I went to the Second Story Books warehouse in Rockville a couple of days later and picked up a book of ancient Greek lyric poetry. Lo, just a couple of pages in is a poem by Archílochus of Paros (~680-640 B.C.), an amateur poet, titled “Eclipse of the Sun”:
Nothing will surprise me any more, nor be too wonderful
for belief, now that the lord upon Olympus, father Zeus,
dimmed the daylight and made darkness come upon us in the noon
and the sunshine. So limp terror has descended on mankind.
After this, men can believe in anything. They can expect
anything. Be not astonished any more, although you see
beasts of the dry land exchange with dolphins, and assume their place
in the watery pastures of the sea, and beasts who loved the hills
find the ocean’s crashing waters sweeter than the bulk of land.
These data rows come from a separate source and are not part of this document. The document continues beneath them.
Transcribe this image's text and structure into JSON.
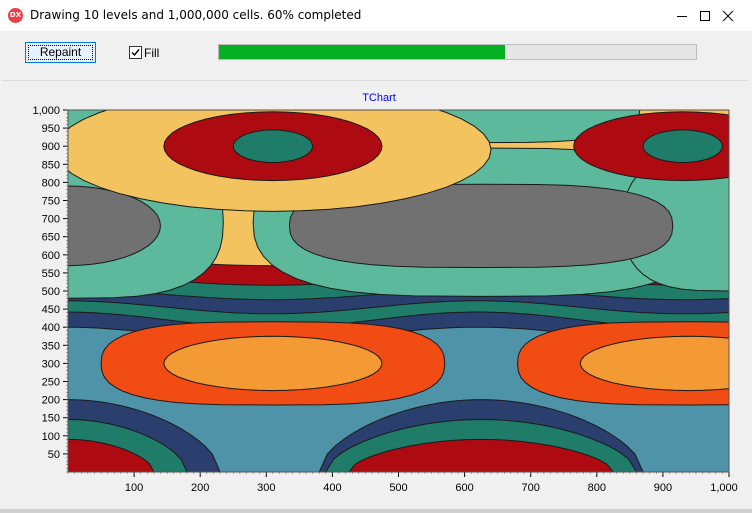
{
  "window": {
    "title": "Drawing 10 levels and 1,000,000 cells. 60% completed",
    "icon_text": "DX",
    "controls": [
      "minimize-icon",
      "maximize-icon",
      "close-icon"
    ]
  },
  "toolbar": {
    "repaint_label": "Repaint",
    "fill_label": "Fill",
    "fill_checked": true,
    "progress": 0.6,
    "progress_color": "#06b025"
  },
  "chart_data": {
    "type": "contour",
    "title": "TChart",
    "xlim": [
      0,
      1000
    ],
    "ylim": [
      0,
      1000
    ],
    "x_ticks": [
      100,
      200,
      300,
      400,
      500,
      600,
      700,
      800,
      900,
      "1,000"
    ],
    "y_ticks": [
      "1,000",
      950,
      900,
      850,
      800,
      750,
      700,
      650,
      600,
      550,
      500,
      450,
      400,
      350,
      300,
      250,
      200,
      150,
      100,
      50
    ],
    "levels": 10,
    "fill": true,
    "level_colors": [
      "#ae0a12",
      "#1e7c68",
      "#2b3f6e",
      "#4f93a8",
      "#f04c14",
      "#f39a35",
      "#f3c35f",
      "#5db99c",
      "#717171"
    ]
  }
}
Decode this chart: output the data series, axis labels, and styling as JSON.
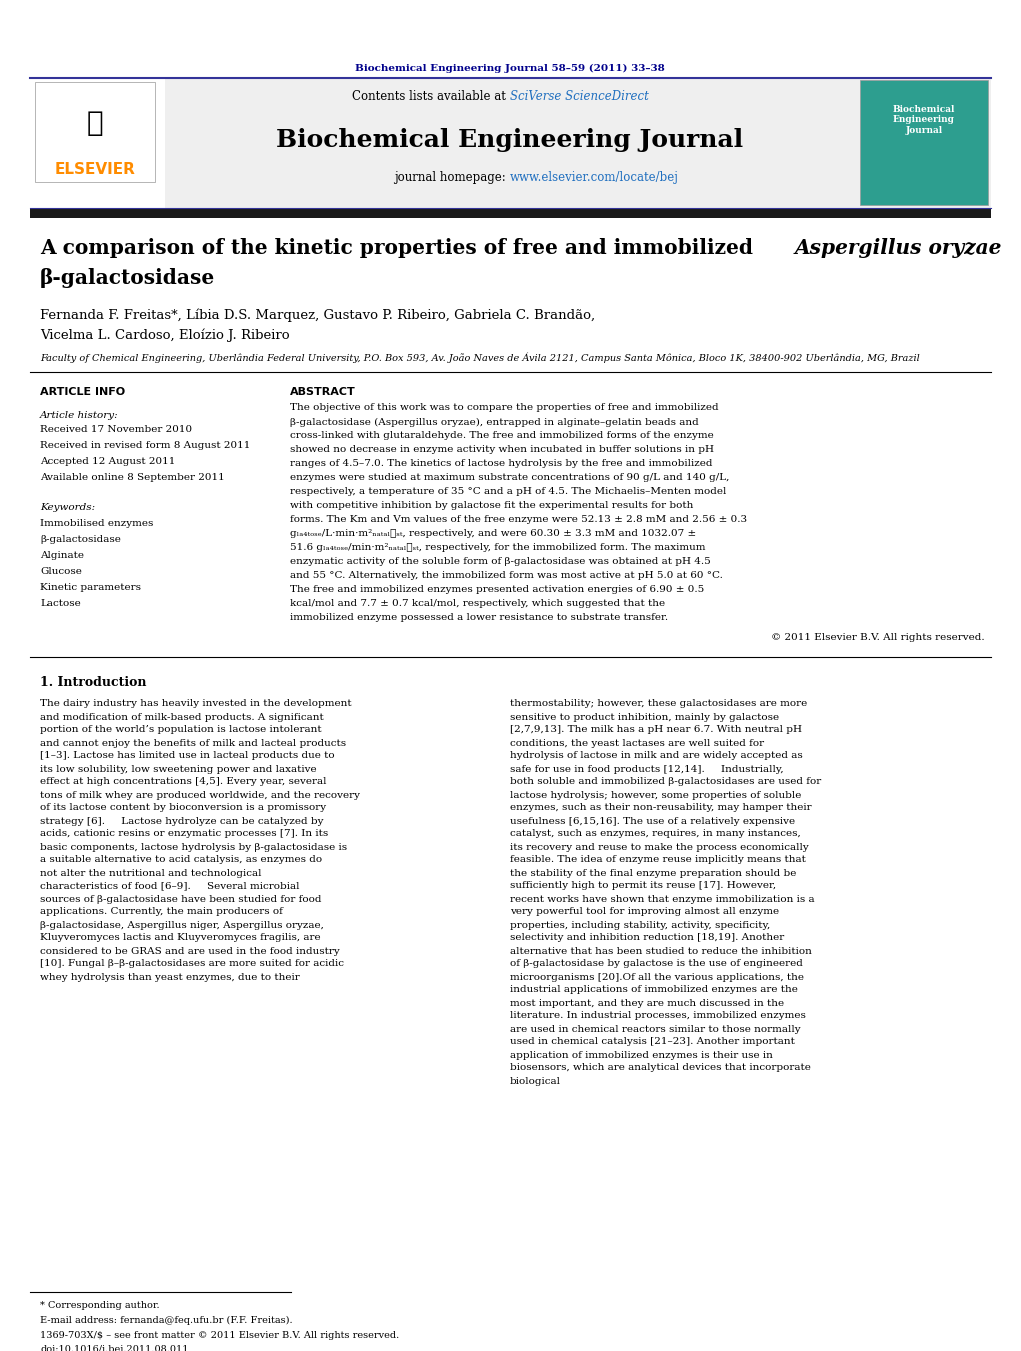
{
  "journal_ref": "Biochemical Engineering Journal 58–59 (2011) 33–38",
  "journal_name": "Biochemical Engineering Journal",
  "contents_line": "Contents lists available at SciVerse ScienceDirect",
  "homepage_line": "journal homepage: www.elsevier.com/locate/bej",
  "elsevier_text": "ELSEVIER",
  "title_normal": "A comparison of the kinetic properties of free and immobilized ",
  "title_italic": "Aspergillus oryzae",
  "title_line2": "β-galactosidase",
  "authors": "Fernanda F. Freitas*, Líbia D.S. Marquez, Gustavo P. Ribeiro, Gabriela C. Brandão,",
  "authors2": "Vicelma L. Cardoso, Eloízio J. Ribeiro",
  "affiliation": "Faculty of Chemical Engineering, Uberlândia Federal University, P.O. Box 593, Av. João Naves de Ávila 2121, Campus Santa Mônica, Bloco 1K, 38400-902 Uberlândia, MG, Brazil",
  "article_info_title": "ARTICLE INFO",
  "article_history_title": "Article history:",
  "received1": "Received 17 November 2010",
  "received2": "Received in revised form 8 August 2011",
  "accepted": "Accepted 12 August 2011",
  "online": "Available online 8 September 2011",
  "keywords_title": "Keywords:",
  "keywords": [
    "Immobilised enzymes",
    "β-galactosidase",
    "Alginate",
    "Glucose",
    "Kinetic parameters",
    "Lactose"
  ],
  "abstract_title": "ABSTRACT",
  "abstract_text": "The objective of this work was to compare the properties of free and immobilized β-galactosidase (Aspergillus oryzae), entrapped in alginate–gelatin beads and cross-linked with glutaraldehyde. The free and immobilized forms of the enzyme showed no decrease in enzyme activity when incubated in buffer solutions in pH ranges of 4.5–7.0. The kinetics of lactose hydrolysis by the free and immobilized enzymes were studied at maximum substrate concentrations of 90 g/L and 140 g/L, respectively, a temperature of 35 °C and a pH of 4.5. The Michaelis–Menten model with competitive inhibition by galactose fit the experimental results for both forms. The Km and Vm values of the free enzyme were 52.13 ± 2.8 mM and 2.56 ± 0.3 gₗₐ₄ₜₒₛₑ/L·min·m²ₙₐₜₐₗ₞ₛₜ, respectively, and were 60.30 ± 3.3 mM and 1032.07 ± 51.6 gₗₐ₄ₜₒₛₑ/min·m²ₙₐₜₐₗ₞ₛₜ, respectively, for the immobilized form. The maximum enzymatic activity of the soluble form of β-galactosidase was obtained at pH 4.5 and 55 °C. Alternatively, the immobilized form was most active at pH 5.0 at 60 °C. The free and immobilized enzymes presented activation energies of 6.90 ± 0.5 kcal/mol and 7.7 ± 0.7 kcal/mol, respectively, which suggested that the immobilized enzyme possessed a lower resistance to substrate transfer.",
  "copyright": "© 2011 Elsevier B.V. All rights reserved.",
  "intro_title": "1. Introduction",
  "intro_col1": "The dairy industry has heavily invested in the development and modification of milk-based products. A significant portion of the world’s population is lactose intolerant and cannot enjoy the benefits of milk and lacteal products [1–3]. Lactose has limited use in lacteal products due to its low solubility, low sweetening power and laxative effect at high concentrations [4,5]. Every year, several tons of milk whey are produced worldwide, and the recovery of its lactose content by bioconversion is a promissory strategy [6].\n    Lactose hydrolyze can be catalyzed by acids, cationic resins or enzymatic processes [7]. In its basic components, lactose hydrolysis by β-galactosidase is a suitable alternative to acid catalysis, as enzymes do not alter the nutritional and technological characteristics of food [6–9].\n    Several microbial sources of β-galactosidase have been studied for food applications. Currently, the main producers of β-galactosidase, Aspergillus niger, Aspergillus oryzae, Kluyveromyces lactis and Kluyveromyces fragilis, are considered to be GRAS and are used in the food industry [10]. Fungal β–β-galactosidases are more suited for acidic whey hydrolysis than yeast enzymes, due to their",
  "intro_col2": "thermostability; however, these galactosidases are more sensitive to product inhibition, mainly by galactose [2,7,9,13]. The milk has a pH near 6.7. With neutral pH conditions, the yeast lactases are well suited for hydrolysis of lactose in milk and are widely accepted as safe for use in food products [12,14].\n    Industrially, both soluble and immobilized β-galactosidases are used for lactose hydrolysis; however, some properties of soluble enzymes, such as their non-reusability, may hamper their usefulness [6,15,16]. The use of a relatively expensive catalyst, such as enzymes, requires, in many instances, its recovery and reuse to make the process economically feasible. The idea of enzyme reuse implicitly means that the stability of the final enzyme preparation should be sufficiently high to permit its reuse [17]. However, recent works have shown that enzyme immobilization is a very powerful tool for improving almost all enzyme properties, including stability, activity, specificity, selectivity and inhibition reduction [18,19]. Another alternative that has been studied to reduce the inhibition of β-galactosidase by galactose is the use of engineered microorganisms [20].Of all the various applications, the industrial applications of immobilized enzymes are the most important, and they are much discussed in the literature. In industrial processes, immobilized enzymes are used in chemical reactors similar to those normally used in chemical catalysis [21–23]. Another important application of immobilized enzymes is their use in biosensors, which are analytical devices that incorporate biological",
  "footnote1": "* Corresponding author.",
  "footnote2": "E-mail address: fernanda@feq.ufu.br (F.F. Freitas).",
  "footnote3": "1369-703X/$ – see front matter © 2011 Elsevier B.V. All rights reserved.",
  "footnote4": "doi:10.1016/j.bej.2011.08.011",
  "colors": {
    "dark_blue": "#00008B",
    "navy": "#000080",
    "teal_link": "#008080",
    "orange": "#FF8C00",
    "black": "#000000",
    "dark_gray": "#333333",
    "light_gray": "#E8E8E8",
    "medium_gray": "#CCCCCC",
    "header_bar_color": "#1a1a2e",
    "section_bg": "#EFEFEF"
  }
}
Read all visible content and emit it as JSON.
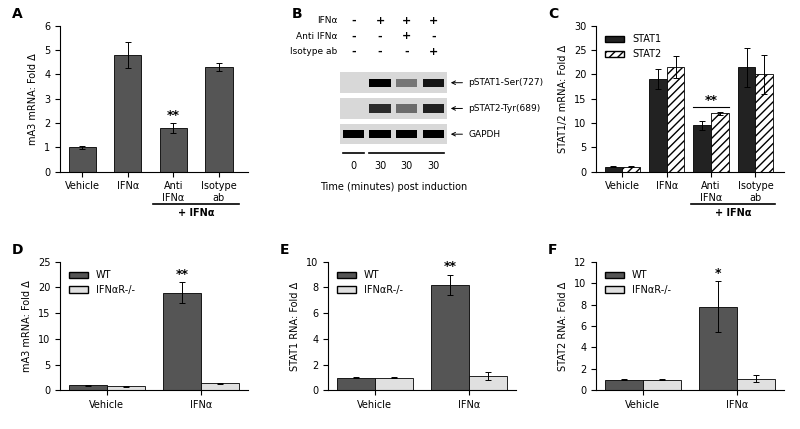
{
  "chart_data": [
    {
      "type": "bar",
      "panel": "A",
      "ylabel": "mA3 mRNA: Fold Δ",
      "categories": [
        "Vehicle",
        "IFNα",
        "Anti\nIFNα",
        "Isotype\nab"
      ],
      "values": [
        1,
        4.8,
        1.8,
        4.3
      ],
      "errors": [
        0.05,
        0.55,
        0.2,
        0.15
      ],
      "color": "#555555",
      "ylim": [
        0,
        6
      ],
      "yticks": [
        0,
        1,
        2,
        3,
        4,
        5,
        6
      ],
      "grid": false,
      "annotations": [
        {
          "category": "Anti\nIFNα",
          "text": "**"
        }
      ],
      "group_label": {
        "text": "+ IFNα",
        "from": "Anti\nIFNα",
        "to": "Isotype\nab"
      }
    },
    {
      "type": "blot",
      "panel": "B",
      "treatments": [
        {
          "name": "IFNα",
          "lanes": [
            "-",
            "+",
            "+",
            "+"
          ]
        },
        {
          "name": "Anti IFNα",
          "lanes": [
            "-",
            "-",
            "+",
            "-"
          ]
        },
        {
          "name": "Isotype ab",
          "lanes": [
            "-",
            "-",
            "-",
            "+"
          ]
        }
      ],
      "bands": [
        {
          "name": "pSTAT1-Ser(727)",
          "signal": [
            0,
            1,
            0.45,
            0.9
          ]
        },
        {
          "name": "pSTAT2-Tyr(689)",
          "signal": [
            0,
            0.8,
            0.5,
            0.85
          ]
        },
        {
          "name": "GAPDH",
          "signal": [
            1,
            1,
            1,
            1
          ]
        }
      ],
      "time_labels": [
        0,
        30,
        30,
        30
      ],
      "xlabel": "Time (minutes) post induction"
    },
    {
      "type": "bar",
      "panel": "C",
      "ylabel": "STAT1/2 mRNA: Fold Δ",
      "categories": [
        "Vehicle",
        "IFNα",
        "Anti\nIFNα",
        "Isotype\nab"
      ],
      "series": [
        {
          "name": "STAT1",
          "color": "#222222",
          "values": [
            1,
            19,
            9.5,
            21.5
          ],
          "errors": [
            0.1,
            2,
            1,
            4
          ]
        },
        {
          "name": "STAT2",
          "color": "#ffffff",
          "values": [
            1,
            21.5,
            12,
            20
          ],
          "errors": [
            0.1,
            2.3,
            0.3,
            4
          ]
        }
      ],
      "ylim": [
        0,
        30
      ],
      "yticks": [
        0,
        5,
        10,
        15,
        20,
        25,
        30
      ],
      "grid": false,
      "legend": "upper left",
      "annotations": [
        {
          "category": "Anti\nIFNα",
          "text": "**"
        }
      ],
      "group_label": {
        "text": "+ IFNα",
        "from": "Anti\nIFNα",
        "to": "Isotype\nab"
      }
    },
    {
      "type": "bar",
      "panel": "D",
      "ylabel": "mA3 mRNA: Fold Δ",
      "categories": [
        "Vehicle",
        "IFNα"
      ],
      "series": [
        {
          "name": "WT",
          "color": "#555555",
          "values": [
            1,
            19
          ],
          "errors": [
            0.1,
            2
          ]
        },
        {
          "name": "IFNαR-/-",
          "color": "#e0e0e0",
          "values": [
            0.8,
            1.4
          ],
          "errors": [
            0.1,
            0.1
          ]
        }
      ],
      "ylim": [
        0,
        25
      ],
      "yticks": [
        0,
        5,
        10,
        15,
        20,
        25
      ],
      "grid": false,
      "legend": "upper left",
      "annotations": [
        {
          "category": "IFNα",
          "series": "WT",
          "text": "**"
        }
      ]
    },
    {
      "type": "bar",
      "panel": "E",
      "ylabel": "STAT1 RNA: Fold Δ",
      "categories": [
        "Vehicle",
        "IFNα"
      ],
      "series": [
        {
          "name": "WT",
          "color": "#555555",
          "values": [
            1,
            8.2
          ],
          "errors": [
            0.05,
            0.8
          ]
        },
        {
          "name": "IFNαR-/-",
          "color": "#e0e0e0",
          "values": [
            1,
            1.1
          ],
          "errors": [
            0.05,
            0.3
          ]
        }
      ],
      "ylim": [
        0,
        10
      ],
      "yticks": [
        0,
        2,
        4,
        6,
        8,
        10
      ],
      "grid": false,
      "legend": "upper left",
      "annotations": [
        {
          "category": "IFNα",
          "series": "WT",
          "text": "**"
        }
      ]
    },
    {
      "type": "bar",
      "panel": "F",
      "ylabel": "STAT2 RNA: Fold Δ",
      "categories": [
        "Vehicle",
        "IFNα"
      ],
      "series": [
        {
          "name": "WT",
          "color": "#555555",
          "values": [
            1,
            7.8
          ],
          "errors": [
            0.05,
            2.4
          ]
        },
        {
          "name": "IFNαR-/-",
          "color": "#e0e0e0",
          "values": [
            1,
            1.1
          ],
          "errors": [
            0.05,
            0.3
          ]
        }
      ],
      "ylim": [
        0,
        12
      ],
      "yticks": [
        0,
        2,
        4,
        6,
        8,
        10,
        12
      ],
      "grid": false,
      "legend": "upper left",
      "annotations": [
        {
          "category": "IFNα",
          "series": "WT",
          "text": "*"
        }
      ]
    }
  ]
}
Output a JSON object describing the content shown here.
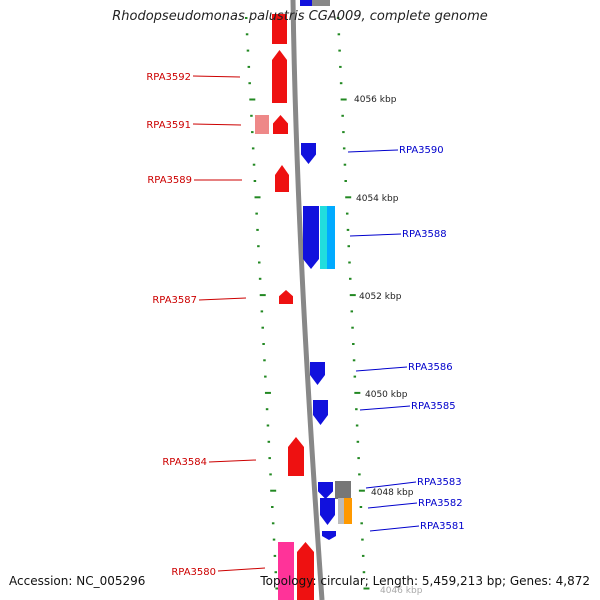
{
  "header": {
    "title": "Rhodopseudomonas palustris CGA009, complete genome"
  },
  "footer": {
    "accession": "Accession: NC_005296",
    "summary": "Topology: circular; Length: 5,459,213 bp; Genes: 4,872"
  },
  "colors": {
    "forward_gene": "#ee1111",
    "reverse_gene": "#1111dd",
    "backbone": "#888888",
    "tick": "#228822",
    "label_forward": "#cc0000",
    "label_reverse": "#0000cc"
  },
  "scale": {
    "tick_labels": [
      "4056 kbp",
      "4054 kbp",
      "4052 kbp",
      "4050 kbp",
      "4048 kbp",
      "4046 kbp"
    ]
  },
  "genes": [
    {
      "label": "RPA3592",
      "strand": "forward"
    },
    {
      "label": "RPA3591",
      "strand": "forward"
    },
    {
      "label": "RPA3589",
      "strand": "forward"
    },
    {
      "label": "RPA3587",
      "strand": "forward"
    },
    {
      "label": "RPA3584",
      "strand": "forward"
    },
    {
      "label": "RPA3580",
      "strand": "forward"
    },
    {
      "label": "RPA3590",
      "strand": "reverse"
    },
    {
      "label": "RPA3588",
      "strand": "reverse"
    },
    {
      "label": "RPA3586",
      "strand": "reverse"
    },
    {
      "label": "RPA3585",
      "strand": "reverse"
    },
    {
      "label": "RPA3583",
      "strand": "reverse"
    },
    {
      "label": "RPA3582",
      "strand": "reverse"
    },
    {
      "label": "RPA3581",
      "strand": "reverse"
    }
  ]
}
The day turning dark, ocean beasts on dry land, enzymes denaturing, reality twisting and perverting, seeing letters and words in the sky. “After this, men can believe in anything.” The expansion of the realm of what’s possible is the destruction of meaning. If the sun ceases to shine, nothing is certain anymore. There are moments when a wall is demolished in our minds and the wind blows through and we blink with confusion. I’m still blinking with confusion. I am wondering if anyone will understand the connections I’m trying to make.
I’ve spent a lot of time wondering if I can “look right at it” — the violence of his suicide. Can I consider it unflinchingly? The Washington Post cautions me against looking directly at the eclipse. I will probably look and then quickly look away. Skimming it like a water bug but not letting it touch me. One of my father’s most persistent symptoms was fear of light. At times of high stress, he would become psychotically blind and wrap a scarf around his eyes. At one point, he predicted there would be “mass death” during the eclipse. Well, it turns out the death he was predicting was his own.